Beitrag von Hathor » Di 11. Jan 2011, 21:26

Hallo Freunde,

im Jahr 1902 wurde unter der Stadt Paola in Malta durch Baumaßnahmen zufällig das unterirdische Hypogäum entdeckt. Es besteht aus drei Stockwerken und mehreren Räumen übereinander. Die Haupthalle steht auf Säulen und ist 12 Meter tief. In der Vorzeit wurde der Raum als Tempel genutzt. Die Bauzeit dieses unterirdischen Tempels veranschlagen unsere Wissenschaftler auf 3 800 v Chr.

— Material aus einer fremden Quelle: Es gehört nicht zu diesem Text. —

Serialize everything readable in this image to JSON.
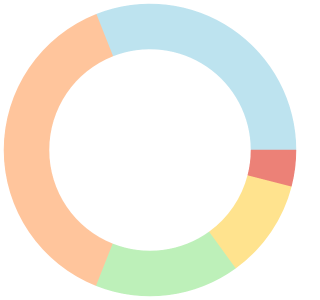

Das Hypogäum von Hal Saflieni in Paola auf Malta war in seiner Zeit vor über 5 000 Jahre eine Kultstätte der matriarchalischen Religion auf Malta. Es besteht weiter aus Gängen, Hallen, Kammern und Nischen und überall sieht man die Reste von Malereien. In den tiefsten Raum, über 12 Meter tief, führt eine Stolpertreppe von sieben Stufen in eine Kammer, die wohl als Vorratsspeicher genutzt wurde.

Den gesamten unterirdischen Komplex des Hypogäums warteten damals Priesterinnen der matriarchalischen Gesellschaft. Uber 7 000 menschliche Skelette fanden unsere Archäologen dort, ein Beweis, dass die Bevölkerung sind ziemlich lange in diesen Räumen aufhielt.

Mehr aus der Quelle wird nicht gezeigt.